Burgemeester en wethouders kunnen, mits geen onevenredige afbreuk wordt gedaan aan het straat- en bebouwingsbeeld, de woonsituatie, de milieusituatie, de verkeersveiligheid, de sociale veiligheid en de gebruiksmogelijkheden van de aangrenzende gronden, met een omgevingsvergunning afwijken van:

  • a. de bij recht in de regels gegeven maten, afmetingen, percentages tot niet meer dan 10% van die maten, afmetingen en percentages;
  • b. de bestemmingsbepalingen en toestaan dat het beloop of het profiel van wegen of de aansluiting van wegen onderling in geringe mate wordt aangepast, indien de verkeersveiligheid en/of -intensiteit daartoe aanleiding geven;
  • c. de bestemmingsbepalingen voor het bouwen met een geringe mate van afwijking van de plaats en richting van de bestemmingsgrenzen indien dit noodzakelijk is in verband met afwijkingen of onnauwkeurigheden ten opzichte van de feitelijke situatie of in die gevallen waar een rationele verkaveling van de gronden een geringe afwijking vergt;
  • d. de bestemmingsbepalingen ten aanzien van de hoogte van bouwwerken, geen gebouwen zijnde, en toestaan dat de hoogte van de bouwwerken, geen gebouwen zijnde, wordt vergroot tot niet meer dan 10 m.

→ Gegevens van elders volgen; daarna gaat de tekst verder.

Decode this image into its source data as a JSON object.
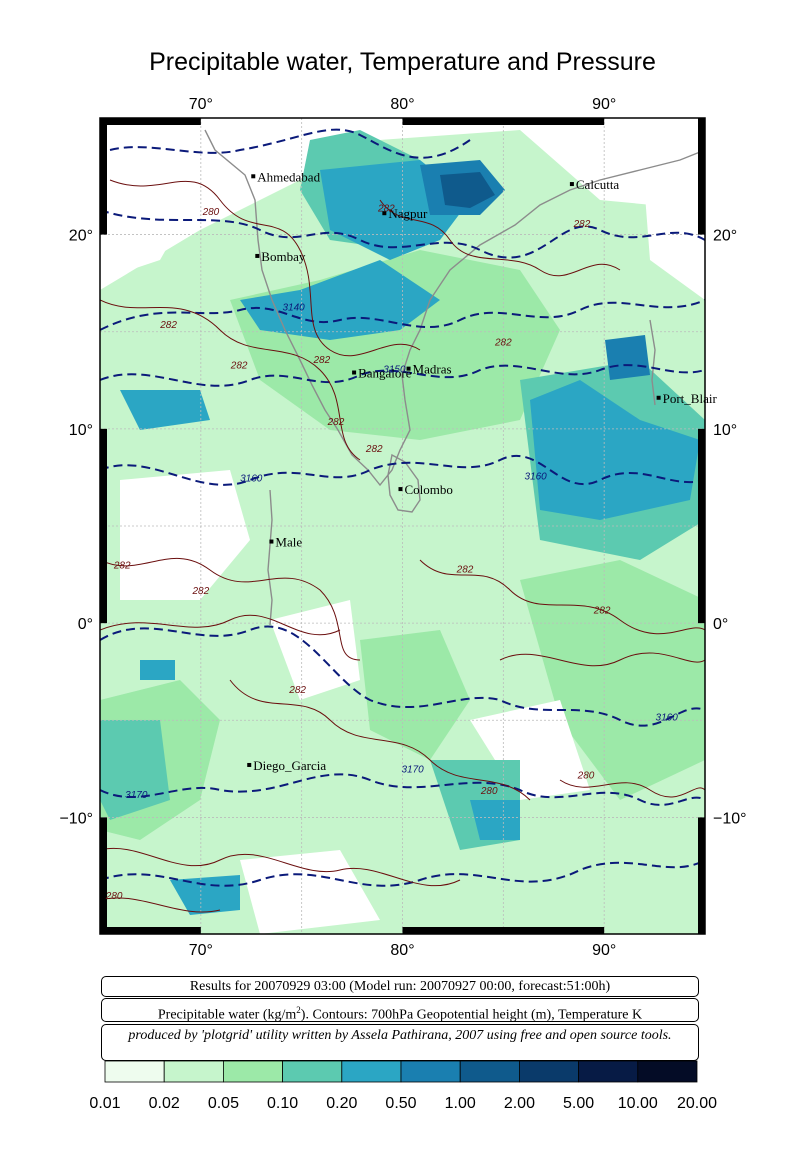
{
  "title": "Precipitable water, Temperature and Pressure",
  "axes": {
    "x_ticks": [
      "70°",
      "80°",
      "90°"
    ],
    "y_ticks": [
      "20°",
      "10°",
      "0°",
      "−10°"
    ]
  },
  "map_extent": {
    "lon": [
      65,
      95
    ],
    "lat": [
      -16,
      26
    ]
  },
  "cities": [
    {
      "name": "Ahmedabad",
      "lon": 72.6,
      "lat": 23.0
    },
    {
      "name": "Nagpur",
      "lon": 79.1,
      "lat": 21.1
    },
    {
      "name": "Calcutta",
      "lon": 88.4,
      "lat": 22.6
    },
    {
      "name": "Bombay",
      "lon": 72.8,
      "lat": 18.9
    },
    {
      "name": "Bangalore",
      "lon": 77.6,
      "lat": 12.9
    },
    {
      "name": "Madras",
      "lon": 80.3,
      "lat": 13.1
    },
    {
      "name": "Port_Blair",
      "lon": 92.7,
      "lat": 11.6
    },
    {
      "name": "Colombo",
      "lon": 79.9,
      "lat": 6.9
    },
    {
      "name": "Male",
      "lon": 73.5,
      "lat": 4.2
    },
    {
      "name": "Diego_Garcia",
      "lon": 72.4,
      "lat": -7.3
    }
  ],
  "contour_labels": {
    "temperature": [
      {
        "text": "280",
        "lon": 70.5,
        "lat": 21.0
      },
      {
        "text": "282",
        "lon": 79.2,
        "lat": 21.2
      },
      {
        "text": "282",
        "lon": 88.9,
        "lat": 20.4
      },
      {
        "text": "282",
        "lon": 68.4,
        "lat": 15.2
      },
      {
        "text": "282",
        "lon": 71.9,
        "lat": 13.1
      },
      {
        "text": "282",
        "lon": 76.0,
        "lat": 13.4
      },
      {
        "text": "282",
        "lon": 85.0,
        "lat": 14.3
      },
      {
        "text": "282",
        "lon": 76.7,
        "lat": 10.2
      },
      {
        "text": "282",
        "lon": 78.6,
        "lat": 8.8
      },
      {
        "text": "282",
        "lon": 66.1,
        "lat": 2.8
      },
      {
        "text": "282",
        "lon": 83.1,
        "lat": 2.6
      },
      {
        "text": "282",
        "lon": 70.0,
        "lat": 1.5
      },
      {
        "text": "282",
        "lon": 89.9,
        "lat": 0.5
      },
      {
        "text": "282",
        "lon": 74.8,
        "lat": -3.6
      },
      {
        "text": "280",
        "lon": 84.3,
        "lat": -8.8
      },
      {
        "text": "280",
        "lon": 89.1,
        "lat": -8.0
      },
      {
        "text": "280",
        "lon": 65.7,
        "lat": -14.2
      }
    ],
    "geopotential": [
      {
        "text": "3140",
        "lon": 74.6,
        "lat": 16.1
      },
      {
        "text": "3150",
        "lon": 79.6,
        "lat": 12.9
      },
      {
        "text": "3160",
        "lon": 72.5,
        "lat": 7.3
      },
      {
        "text": "3160",
        "lon": 86.6,
        "lat": 7.4
      },
      {
        "text": "3160",
        "lon": 93.1,
        "lat": -5.0
      },
      {
        "text": "3170",
        "lon": 80.5,
        "lat": -7.7
      },
      {
        "text": "3170",
        "lon": 66.8,
        "lat": -9.0
      }
    ]
  },
  "info": {
    "line1": "Results for 20070929 03:00 (Model run: 20070927 00:00, forecast:51:00h)",
    "line2_prefix": "Precipitable water (kg/m",
    "line2_sup": "2",
    "line2_suffix": ").  Contours: 700hPa Geopotential height (m), Temperature K",
    "line3": "produced by 'plotgrid' utility written by Assela Pathirana, 2007 using free and open source tools."
  },
  "legend": {
    "labels": [
      "0.01",
      "0.02",
      "0.05",
      "0.10",
      "0.20",
      "0.50",
      "1.00",
      "2.00",
      "5.00",
      "10.00",
      "20.00"
    ],
    "colors": [
      "#eefcee",
      "#c6f5cc",
      "#9ce9a8",
      "#5ccab0",
      "#2ba6c4",
      "#1a7fb0",
      "#0f5a8c",
      "#0a3a6a",
      "#071b45",
      "#040c26",
      "#020410"
    ]
  },
  "colors": {
    "temperature_contour": "#6b0f0f",
    "geopotential_contour": "#0b1a7a",
    "coastline": "#8c8c8c",
    "grid": "#bbbbbb"
  }
}
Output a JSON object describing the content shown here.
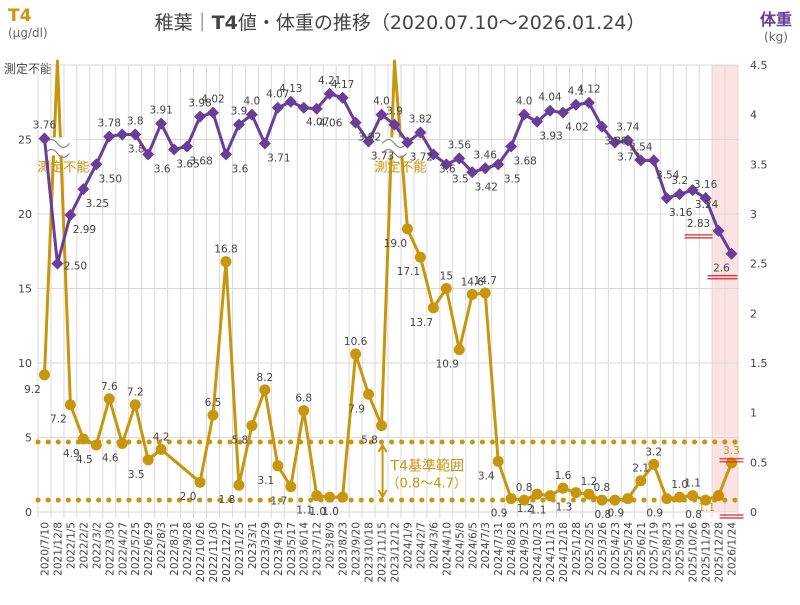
{
  "header": {
    "title_prefix": "稚葉｜",
    "title_bold": "T4",
    "title_suffix": "値・体重の推移（2020.07.10～2026.01.24）",
    "left_axis_title": "T4",
    "left_axis_unit": "(μg/dl)",
    "left_axis_top_label": "測定不能",
    "right_axis_title": "体重",
    "right_axis_unit": "(kg)"
  },
  "colors": {
    "t4": "#C8960C",
    "weight": "#6A3D9A",
    "highlight_band": "#FDE2E4",
    "red_underline": "#E02020",
    "grid": "#D9D9D9"
  },
  "annotations": {
    "unmeasurable_label": "測定不能",
    "reference_range_label": "T4基準範囲",
    "reference_range_values": "（0.8～4.7）"
  },
  "chart_data": {
    "type": "line",
    "title": "稚葉｜T4値・体重の推移（2020.07.10～2026.01.24）",
    "xlabel": "",
    "categories": [
      "2020/7/10",
      "2021/12/8",
      "2022/1/5",
      "2022/2/2",
      "2022/3/2",
      "2022/3/30",
      "2022/4/27",
      "2022/5/25",
      "2022/6/29",
      "2022/8/3",
      "2022/8/31",
      "2022/9/28",
      "2022/10/26",
      "2022/11/30",
      "2022/12/27",
      "2023/1/25",
      "2023/3/1",
      "2023/3/29",
      "2023/4/19",
      "2023/5/17",
      "2023/6/14",
      "2023/7/12",
      "2023/8/9",
      "2023/8/23",
      "2023/9/20",
      "2023/10/18",
      "2023/11/15",
      "2023/12/12",
      "2024/1/9",
      "2024/2/7",
      "2024/3/6",
      "2024/4/10",
      "2024/5/8",
      "2024/6/5",
      "2024/7/3",
      "2024/7/31",
      "2024/8/28",
      "2024/9/23",
      "2024/10/23",
      "2024/11/13",
      "2024/12/18",
      "2025/1/28",
      "2025/2/25",
      "2025/3/26",
      "2025/4/23",
      "2025/5/24",
      "2025/6/21",
      "2025/7/19",
      "2025/8/23",
      "2025/9/21",
      "2025/10/26",
      "2025/11/29",
      "2025/12/28",
      "2026/1/24"
    ],
    "left_axis": {
      "label": "T4 (μg/dl)",
      "ylim": [
        0,
        30
      ],
      "ticks": [
        0,
        5,
        10,
        15,
        20,
        25
      ],
      "top_label": "測定不能"
    },
    "right_axis": {
      "label": "体重 (kg)",
      "ylim": [
        0,
        4.5
      ],
      "ticks": [
        0,
        0.5,
        1,
        1.5,
        2,
        2.5,
        3,
        3.5,
        4,
        4.5
      ]
    },
    "reference_range": {
      "name": "T4基準範囲",
      "low": 0.8,
      "high": 4.7
    },
    "highlight_categories": [
      "2025/12/28",
      "2026/1/24"
    ],
    "grid": true,
    "series": [
      {
        "name": "T4",
        "axis": "left",
        "marker": "circle",
        "values": [
          9.2,
          null,
          7.2,
          4.9,
          4.5,
          7.6,
          4.6,
          7.2,
          3.5,
          4.2,
          null,
          null,
          2.0,
          6.5,
          16.8,
          1.8,
          5.8,
          8.2,
          3.1,
          1.7,
          6.8,
          1.1,
          1.0,
          1.0,
          10.6,
          7.9,
          5.8,
          null,
          19.0,
          17.1,
          13.7,
          15,
          10.9,
          14.6,
          14.7,
          3.4,
          0.9,
          0.8,
          1.2,
          1.1,
          1.6,
          1.3,
          1.2,
          0.8,
          0.8,
          0.9,
          2.1,
          3.2,
          0.9,
          1.0,
          1.1,
          0.8,
          1.1,
          3.3
        ],
        "labels": [
          "9.2",
          "測定不能",
          "7.2",
          "4.9",
          "4.5",
          "7.6",
          "4.6",
          "7.2",
          "3.5",
          "4.2",
          "",
          "",
          "2.0",
          "6.5",
          "16.8",
          "1.8",
          "5.8",
          "8.2",
          "3.1",
          "1.7",
          "6.8",
          "1.1",
          "1.0",
          "1.0",
          "10.6",
          "7.9",
          "5.8",
          "測定不能",
          "19.0",
          "17.1",
          "13.7",
          "15",
          "10.9",
          "14.6",
          "14.7",
          "3.4",
          "0.9",
          "0.8",
          "1.2",
          "1.1",
          "1.6",
          "1.3",
          "1.2",
          "0.8",
          "0.8",
          "0.9",
          "2.1",
          "3.2",
          "0.9",
          "1.0",
          "1.1",
          "0.8",
          "1.1",
          "3.3"
        ],
        "unmeasurable_indices": [
          1,
          27
        ]
      },
      {
        "name": "体重",
        "axis": "right",
        "marker": "diamond",
        "values": [
          3.76,
          2.5,
          2.99,
          3.25,
          3.5,
          3.78,
          3.8,
          3.8,
          3.6,
          3.91,
          3.65,
          3.68,
          3.98,
          4.02,
          3.6,
          3.9,
          4.0,
          3.71,
          4.07,
          4.13,
          4.07,
          4.06,
          4.21,
          4.17,
          3.92,
          3.73,
          4.0,
          3.9,
          3.72,
          3.82,
          3.6,
          3.5,
          3.56,
          3.42,
          3.46,
          3.5,
          3.68,
          4.0,
          3.93,
          4.04,
          4.02,
          4.1,
          4.12,
          3.88,
          3.72,
          3.74,
          3.54,
          3.54,
          3.16,
          3.2,
          3.24,
          3.16,
          2.83,
          2.6
        ],
        "labels": [
          "3.76",
          "2.50",
          "2.99",
          "3.25",
          "3.50",
          "3.78",
          "3.8",
          "3.8",
          "3.6",
          "3.91",
          "3.65",
          "3.68",
          "3.98",
          "4.02",
          "3.6",
          "3.9",
          "4.0",
          "3.71",
          "4.07",
          "4.13",
          "4.07",
          "4.06",
          "4.21",
          "4.17",
          "3.92",
          "3.73",
          "4.0",
          "3.9",
          "3.72",
          "3.82",
          "3.6",
          "3.5",
          "3.56",
          "3.42",
          "3.46",
          "3.5",
          "3.68",
          "4.0",
          "3.93",
          "4.04",
          "4.02",
          "4.1",
          "4.12",
          "3.88",
          "3.72",
          "3.74",
          "3.54",
          "3.54",
          "3.16",
          "3.2",
          "3.24",
          "3.16",
          "2.83",
          "2.6"
        ]
      }
    ],
    "underlined_labels": [
      "体重 2.83",
      "体重 2.6",
      "T4 3.3",
      "T4 1.1"
    ],
    "legend": "none"
  }
}
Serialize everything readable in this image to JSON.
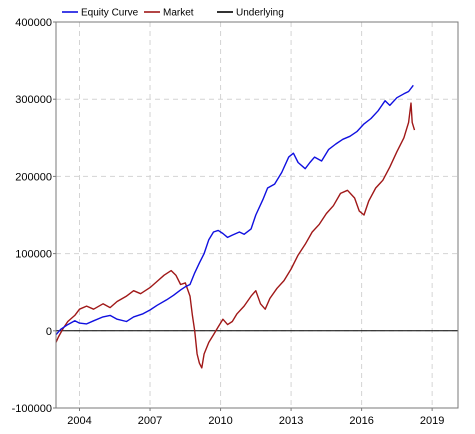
{
  "chart_data": {
    "type": "line",
    "title": "",
    "xlabel": "",
    "ylabel": "",
    "xlim": [
      2003.0,
      2020.1
    ],
    "ylim": [
      -100000,
      400000
    ],
    "x_ticks": [
      2004,
      2007,
      2010,
      2013,
      2016,
      2019
    ],
    "x_tick_labels": [
      "2004",
      "2007",
      "2010",
      "2013",
      "2016",
      "2019"
    ],
    "y_ticks": [
      -100000,
      0,
      100000,
      200000,
      300000,
      400000
    ],
    "y_tick_labels": [
      "-100000",
      "0",
      "100000",
      "200000",
      "300000",
      "400000"
    ],
    "grid": true,
    "legend_position": "top-left",
    "series": [
      {
        "name": "Equity Curve",
        "color": "#1010e0",
        "points": [
          [
            2003.0,
            -5000
          ],
          [
            2003.2,
            2000
          ],
          [
            2003.5,
            8000
          ],
          [
            2003.8,
            13000
          ],
          [
            2004.0,
            10000
          ],
          [
            2004.3,
            9000
          ],
          [
            2004.6,
            13000
          ],
          [
            2005.0,
            18000
          ],
          [
            2005.3,
            20000
          ],
          [
            2005.6,
            15000
          ],
          [
            2006.0,
            12000
          ],
          [
            2006.3,
            18000
          ],
          [
            2006.7,
            22000
          ],
          [
            2007.0,
            27000
          ],
          [
            2007.3,
            33000
          ],
          [
            2007.7,
            40000
          ],
          [
            2008.0,
            46000
          ],
          [
            2008.3,
            53000
          ],
          [
            2008.5,
            57000
          ],
          [
            2008.7,
            60000
          ],
          [
            2008.9,
            75000
          ],
          [
            2009.1,
            88000
          ],
          [
            2009.3,
            100000
          ],
          [
            2009.5,
            118000
          ],
          [
            2009.7,
            128000
          ],
          [
            2009.9,
            130000
          ],
          [
            2010.1,
            126000
          ],
          [
            2010.3,
            121000
          ],
          [
            2010.5,
            124000
          ],
          [
            2010.8,
            128000
          ],
          [
            2011.0,
            125000
          ],
          [
            2011.3,
            132000
          ],
          [
            2011.5,
            150000
          ],
          [
            2011.8,
            170000
          ],
          [
            2012.0,
            185000
          ],
          [
            2012.3,
            190000
          ],
          [
            2012.6,
            205000
          ],
          [
            2012.9,
            225000
          ],
          [
            2013.1,
            230000
          ],
          [
            2013.3,
            218000
          ],
          [
            2013.6,
            210000
          ],
          [
            2013.8,
            218000
          ],
          [
            2014.0,
            225000
          ],
          [
            2014.3,
            220000
          ],
          [
            2014.6,
            235000
          ],
          [
            2014.9,
            242000
          ],
          [
            2015.2,
            248000
          ],
          [
            2015.5,
            252000
          ],
          [
            2015.8,
            258000
          ],
          [
            2016.1,
            268000
          ],
          [
            2016.4,
            275000
          ],
          [
            2016.7,
            285000
          ],
          [
            2017.0,
            298000
          ],
          [
            2017.2,
            292000
          ],
          [
            2017.5,
            302000
          ],
          [
            2017.8,
            307000
          ],
          [
            2018.0,
            310000
          ],
          [
            2018.2,
            318000
          ]
        ]
      },
      {
        "name": "Market",
        "color": "#a01818",
        "points": [
          [
            2003.0,
            -15000
          ],
          [
            2003.1,
            -8000
          ],
          [
            2003.3,
            3000
          ],
          [
            2003.5,
            12000
          ],
          [
            2003.8,
            20000
          ],
          [
            2004.0,
            28000
          ],
          [
            2004.3,
            32000
          ],
          [
            2004.6,
            28000
          ],
          [
            2005.0,
            35000
          ],
          [
            2005.3,
            30000
          ],
          [
            2005.6,
            38000
          ],
          [
            2006.0,
            45000
          ],
          [
            2006.3,
            52000
          ],
          [
            2006.6,
            48000
          ],
          [
            2007.0,
            56000
          ],
          [
            2007.3,
            64000
          ],
          [
            2007.6,
            72000
          ],
          [
            2007.9,
            78000
          ],
          [
            2008.1,
            72000
          ],
          [
            2008.3,
            60000
          ],
          [
            2008.5,
            62000
          ],
          [
            2008.7,
            45000
          ],
          [
            2008.8,
            20000
          ],
          [
            2008.9,
            0
          ],
          [
            2009.0,
            -30000
          ],
          [
            2009.1,
            -42000
          ],
          [
            2009.2,
            -48000
          ],
          [
            2009.3,
            -30000
          ],
          [
            2009.5,
            -15000
          ],
          [
            2009.7,
            -5000
          ],
          [
            2009.9,
            5000
          ],
          [
            2010.1,
            15000
          ],
          [
            2010.3,
            8000
          ],
          [
            2010.5,
            12000
          ],
          [
            2010.7,
            22000
          ],
          [
            2011.0,
            32000
          ],
          [
            2011.3,
            45000
          ],
          [
            2011.5,
            52000
          ],
          [
            2011.7,
            35000
          ],
          [
            2011.9,
            28000
          ],
          [
            2012.1,
            42000
          ],
          [
            2012.4,
            55000
          ],
          [
            2012.7,
            65000
          ],
          [
            2013.0,
            80000
          ],
          [
            2013.3,
            98000
          ],
          [
            2013.6,
            112000
          ],
          [
            2013.9,
            128000
          ],
          [
            2014.2,
            138000
          ],
          [
            2014.5,
            152000
          ],
          [
            2014.8,
            162000
          ],
          [
            2015.1,
            178000
          ],
          [
            2015.4,
            182000
          ],
          [
            2015.7,
            172000
          ],
          [
            2015.9,
            155000
          ],
          [
            2016.1,
            150000
          ],
          [
            2016.3,
            168000
          ],
          [
            2016.6,
            185000
          ],
          [
            2016.9,
            195000
          ],
          [
            2017.2,
            212000
          ],
          [
            2017.5,
            232000
          ],
          [
            2017.8,
            250000
          ],
          [
            2018.0,
            270000
          ],
          [
            2018.1,
            295000
          ],
          [
            2018.15,
            270000
          ],
          [
            2018.25,
            260000
          ]
        ]
      },
      {
        "name": "Underlying",
        "color": "#000000",
        "points": [
          [
            2003.0,
            0
          ],
          [
            2020.1,
            0
          ]
        ]
      }
    ]
  }
}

Hoofdstuk 4 Overgangs- en slotregels

Artikel 8 Overgangsrecht

8.1 Overgangsrecht bouwwerken
8.1.1 Algemeen

Een bouwwerk dat op het tijdstip van inwerkingtreding van het bestemmingsplan aanwezig of in uitvoering is, dan wel gebouwd kan worden krachtens een omgevingsvergunning voor het bouwen, en afwijkt van het plan, mag, mits deze afwijking naar aard en omvang niet wordt vergroot,

  • a. gedeeltelijk worden vernieuwd of veranderd;
  • b. na het teniet gaan ten gevolge van een calamiteit geheel worden vernieuwd of veranderd, mits de aanvraag van de omgevingsvergunning voor het bouwen wordt gedaan binnen twee jaar na de dag waarop het bouwwerk is teniet gegaan.
8.1.2 Met een omgevingsvergunning afwijken

Het bevoegd gezag kan eenmalig in afwijking van lid 8.1.1 een omgevingsvergunning verlenen voor het vergroten van de inhoud van een bouwwerk als bedoeld in lid 8.1.1 met maximaal 10%.

8.1.3 Uitzondering op het overgangsrecht bouwwerken

Lid 8.1.1 is niet van toepassing op bouwwerken die weliswaar bestaan op het tijdstip van inwerkingtreding van het plan, maar zijn gebouwd zonder vergunning voor het bouwen en in strijd met het daarvoor geldende plan, daaronder begrepen de overgangsbepaling van dat plan.

8.2 Overgangsrecht gebruik
8.2.1 Algemeen

Het gebruik van grond en bouwwerken dat bestond op het tijdstip van inwerkingtreding van het bestemmingsplan en hiermee in strijd is, mag worden voortgezet.

8.2.2 Strijdig gebruik

Het is verboden het met het bestemmingsplan strijdige gebruik, bedoeld in lid 8.2.1, te veranderen of te laten veranderen in een ander met dat plan strijdig gebruik, tenzij door deze verandering de afwijking naar aard en omvang wordt verkleind.

8.2.3 Verboden gebruik

Indien het gebruik, bedoeld in lid 8.2.1, na het tijdstip van inwerkingtreding van het plan voor een periode langer dan een jaar wordt onderbroken, is het verboden dit gebruik daarna te hervatten of te laten hervatten.

Artikel 9 Slotregel

Deze regels worden aangehaald als:

Regels van het bestemmingsplan 'Buitengebied, locatie Doetinchemseweg 131, Westendorp'.